Charlie has an appointment with the Family Court this month for a mediation conference. That will be followed in the new year with a pre-hearing conference. A final decision on custody is not expected until late 2004 or early 2005.

In the time it will have taken the Family Court to decide the fate of Charlie's daughter, she will have gone from toddler
to schoolgirl.

A federal parliamentary committee is about to hand down its report into custody laws in Australia - and what has been leaked so far promises substantial change.

There is talk that the report, due to be tabled in parliament by the end of this month, calls for the existing Family Court to be virtually sidelined - confined to property settlement matters.

In its place to deal with custody would be a tribunal charged solely with trying to meet the needs of children caught in the wreckage of marriages that have crashed and burned.

The animosity between the Family Court and the 10-member committee over possible change is palpable - as anyone knows who has followed the exchanges of fire in the media between Family Court Chief Justice Alastair Nicholson and committee members in recent weeks.

While some of the arguments are highly legalistic and seem to many to be esoteric, it comes down to three simple questions:

- HAS the Family Court done a good job?

- IF THE answer is no, should the court be replaced?

- IF IT should be replaced, with what?

In every sense the answers to these questions are important.

It is one of those issues that has great potential to divide communities - and families, for that matter.

There are obvious vested interests.

Lawyers, especially those who specialise in family law, are one vested interest. If radical reform of the process becomes reality, a multibillion-dollar "industry" will nosedive overnight.

Angry fathers (many effectively but unfairly denied access to their children by the existing system) are another group with a vested interest.

Their main complaint is that the Family Court does business by delay - endlessly making interim orders for custody pending final orders that, in effect, never come.

Only 6 per cent of all custody cases are finally determined in the Family Court itself.

The remaining 94 per cent are resolved by either one party (almost always the dad) capitulating, or as a consent agreement arrived at after years of blood and tears.

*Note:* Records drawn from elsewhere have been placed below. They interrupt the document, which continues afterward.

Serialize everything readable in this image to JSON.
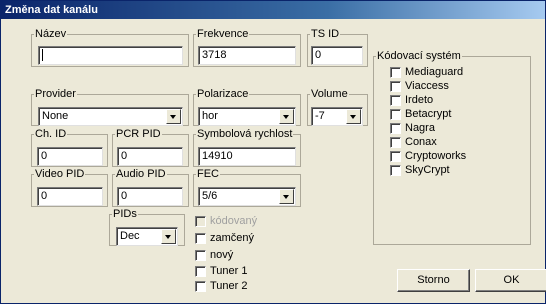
{
  "window": {
    "title": "Změna dat kanálu"
  },
  "fields": {
    "nazev": {
      "label": "Název",
      "value": ""
    },
    "frekvence": {
      "label": "Frekvence",
      "value": "3718"
    },
    "tsid": {
      "label": "TS ID",
      "value": "0"
    },
    "provider": {
      "label": "Provider",
      "value": "None"
    },
    "polarizace": {
      "label": "Polarizace",
      "value": "hor"
    },
    "volume": {
      "label": "Volume",
      "value": "-7"
    },
    "chid": {
      "label": "Ch. ID",
      "value": "0"
    },
    "pcrpid": {
      "label": "PCR PID",
      "value": "0"
    },
    "symbolova": {
      "label": "Symbolová rychlost",
      "value": "14910"
    },
    "videopid": {
      "label": "Video PID",
      "value": "0"
    },
    "audiopid": {
      "label": "Audio PID",
      "value": "0"
    },
    "fec": {
      "label": "FEC",
      "value": "5/6"
    },
    "pids": {
      "label": "PIDs",
      "value": "Dec"
    }
  },
  "kodovaci": {
    "label": "Kódovací systém",
    "items": [
      "Mediaguard",
      "Viaccess",
      "Irdeto",
      "Betacrypt",
      "Nagra",
      "Conax",
      "Cryptoworks",
      "SkyCrypt"
    ]
  },
  "options": {
    "kodovany": "kódovaný",
    "zamceny": "zamčený",
    "novy": "nový",
    "tuner1": "Tuner 1",
    "tuner2": "Tuner 2"
  },
  "buttons": {
    "storno": "Storno",
    "ok": "OK"
  }
}
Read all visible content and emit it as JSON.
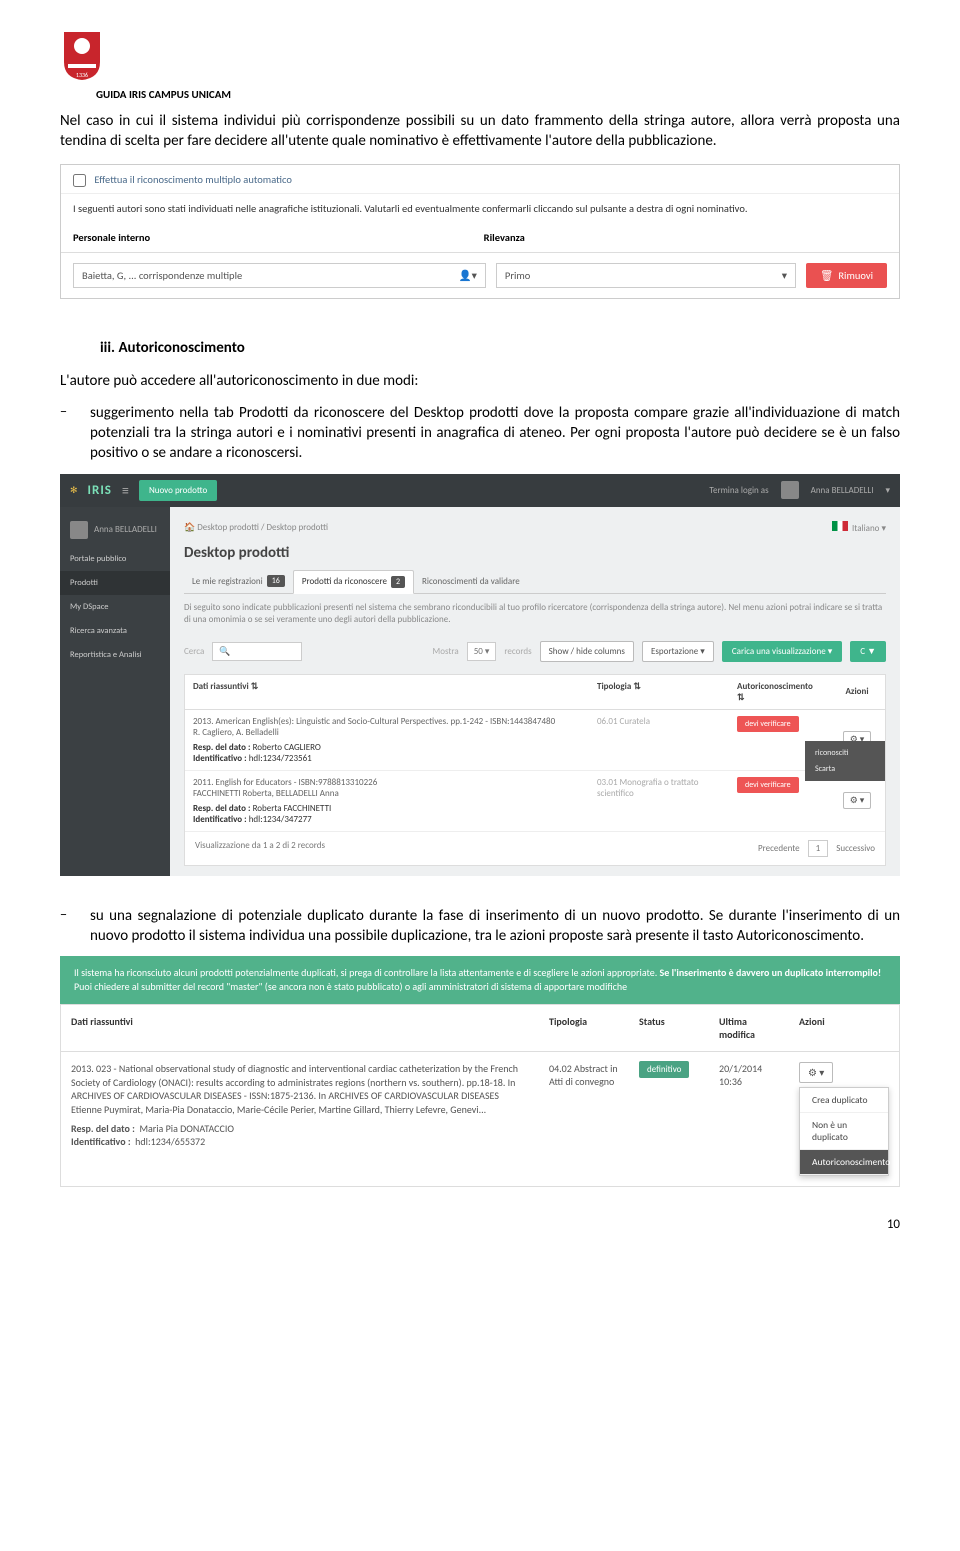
{
  "header": {
    "guide_title": "GUIDA IRIS CAMPUS UNICAM"
  },
  "intro_para": "Nel caso in cui il sistema individui più corrispondenze possibili su un dato frammento della stringa autore, allora verrà proposta una tendina di scelta per fare decidere all'utente quale nominativo è effettivamente l'autore della pubblicazione.",
  "ss1": {
    "checkbox_label": "Effettua il riconoscimento multiplo automatico",
    "desc": "I seguenti autori sono stati individuati nelle anagrafiche istituzionali. Valutarli ed eventualmente confermarli cliccando sul pulsante a destra di ogni nominativo.",
    "th_personale": "Personale interno",
    "th_rilevanza": "Rilevanza",
    "row_sel1": "Baietta, G, ... corrispondenze multiple",
    "row_sel2": "Primo",
    "btn_rimuovi": "Rimuovi"
  },
  "section_head": "iii.    Autoriconoscimento",
  "lead": "L'autore può accedere all'autoriconoscimento in due modi:",
  "bullet1_pre": "suggerimento nella tab ",
  "bullet1_em": "Prodotti da riconoscere",
  "bullet1_post": " del Desktop prodotti dove la proposta compare grazie all'individuazione di match potenziali tra la stringa autori e i nominativi presenti in anagrafica di ateneo. Per ogni proposta l'autore può decidere se è un falso positivo o se andare a riconoscersi.",
  "ss2": {
    "brand": "IRIS",
    "btn_new": "Nuovo prodotto",
    "termina": "Termina login as",
    "user": "Anna BELLADELLI",
    "side_user": "Anna BELLADELLI",
    "side_items": [
      "Portale pubblico",
      "Prodotti",
      "My DSpace",
      "Ricerca avanzata",
      "Reportistica e Analisi"
    ],
    "crumb": "Desktop prodotti  /  Desktop prodotti",
    "lang": "Italiano",
    "h1": "Desktop prodotti",
    "tabs": [
      {
        "label": "Le mie registrazioni",
        "badge": "16"
      },
      {
        "label": "Prodotti da riconoscere",
        "badge": "2"
      },
      {
        "label": "Riconoscimenti da validare",
        "badge": ""
      }
    ],
    "note": "Di seguito sono indicate pubblicazioni presenti nel sistema che sembrano riconducibili al tuo profilo ricercatore (corrispondenza della stringa autore). Nel menu azioni potrai indicare se si tratta di una omonimia o se sei veramente uno degli autori della pubblicazione.",
    "cerca": "Cerca",
    "mostra": "Mostra",
    "mostra_n": "50",
    "records": "records",
    "showhide": "Show / hide columns",
    "export": "Esportazione",
    "loadview": "Carica una visualizzazione",
    "th": [
      "Dati riassuntivi",
      "Tipologia",
      "Autoriconoscimento",
      "Azioni"
    ],
    "rows": [
      {
        "title": "2013. American English(es): Linguistic and Socio-Cultural Perspectives. pp.1-242 - ISBN:1443847480\nR. Cagliero, A. Belladelli",
        "resp": "Resp. del dato :",
        "resp_v": "Roberto CAGLIERO",
        "id": "Identificativo :",
        "id_v": "hdl:1234/723561",
        "tip": "06.01 Curatela",
        "auto": "devi verificare"
      },
      {
        "title": "2011. English for Educators - ISBN:9788813310226\nFACCHINETTI Roberta, BELLADELLI Anna",
        "resp": "Resp. del dato :",
        "resp_v": "Roberta FACCHINETTI",
        "id": "Identificativo :",
        "id_v": "hdl:1234/347277",
        "tip": "03.01 Monografia o trattato scientifico",
        "auto": "devi verificare",
        "menu": [
          "riconosciti",
          "Scarta"
        ]
      }
    ],
    "pager_info": "Visualizzazione da 1 a 2 di 2 records",
    "prev": "Precedente",
    "next": "Successivo"
  },
  "bullet2_pre": "su una segnalazione di potenziale duplicato durante la fase di inserimento di un nuovo prodotto. Se durante l'inserimento di un nuovo prodotto il sistema individua una possibile duplicazione, tra le azioni proposte sarà presente il tasto ",
  "bullet2_em": "Autoriconoscimento",
  "bullet2_post": ".",
  "ss3": {
    "alert_pre": "Il sistema ha riconsciuto alcuni prodotti potenzialmente duplicati, si prega di controllare la lista attentamente e di scegliere le azioni appropriate. ",
    "alert_bold": "Se l'inserimento è davvero un duplicato interrompilo!",
    "alert_post": " Puoi chiedere al submitter del record \"master\" (se ancora non è stato pubblicato) o agli amministratori di sistema di apportare modifiche",
    "th": [
      "Dati riassuntivi",
      "Tipologia",
      "Status",
      "Ultima modifica",
      "Azioni"
    ],
    "row": {
      "title": "2013. 023 - National observational study of diagnostic and interventional cardiac catheterization by the French Society of Cardiology (ONACI): results according to administrates regions (northern vs. southern). pp.18-18. In ARCHIVES OF CARDIOVASCULAR DISEASES - ISSN:1875-2136. In ARCHIVES OF CARDIOVASCULAR DISEASES\nEtienne Puymirat, Maria-Pia Donataccio, Marie-Cécile Perier, Martine Gillard, Thierry Lefevre, Genevi...",
      "resp": "Resp. del dato :",
      "resp_v": "Maria Pia DONATACCIO",
      "id": "Identificativo :",
      "id_v": "hdl:1234/655372",
      "tip": "04.02 Abstract in Atti di convegno",
      "status": "definitivo",
      "mod": "20/1/2014 10:36",
      "menu": [
        "Crea duplicato",
        "Non è un duplicato",
        "Autoriconoscimento"
      ]
    }
  },
  "page_num": "10"
}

This constant delay in finally resolving custody arrangements takes a real toll.

Figures show that 40 per cent of fathers lose all contact with their children within two years of divorce. They just give up and go away.

Geoffrey Greene, the federal director of the Shared Parenting Association, doesn't mince words: "There is no place in Australian society for an institution that operates in the way the Family Court operates. What an indictment it is of the court that the vast majority of Australians want to take it apart."

Mr Greene - who has spent $80,000 in his own court actions - says Lionel Murphy, the former federal attorney-general who reformed Australia's divorce laws in the mid-1970s, would be "revolving in his grave" over the way the Family Court does business.

Politicians, too, have a vested interest inthe way custody matters are determined in Australia.

The average backbencher of whatever political persuasion will tell you they are driven crazy by constituents complaining about the Family Court.

That may explain the impetus for the operations of the family and community affairs committee, chaired by the National Party MP for Riverina (New South Wales), Kay Hull.

In less than six months the committee has gone from standing start to final report, taking 1800 written submissions and interviewing about 200 other witnesses.

The committee has six Government members and four Opposition members. On a male-female basis it is split 60-40.

From a political standpoint, the family and community affairs committee has some powerful allies. Prime Minister John Howard, for starters.

Mr Howard made it quite plain he felt kids, boys especially, needed access to their fathers.

There are about six million Aussie men - most of them voters - who would agree.

At the moment, the usual prescription from the Family Court is a custody split of about 80-20 in favour of the mother.

Dads on average nominally get access every second weekend and half the school holidays.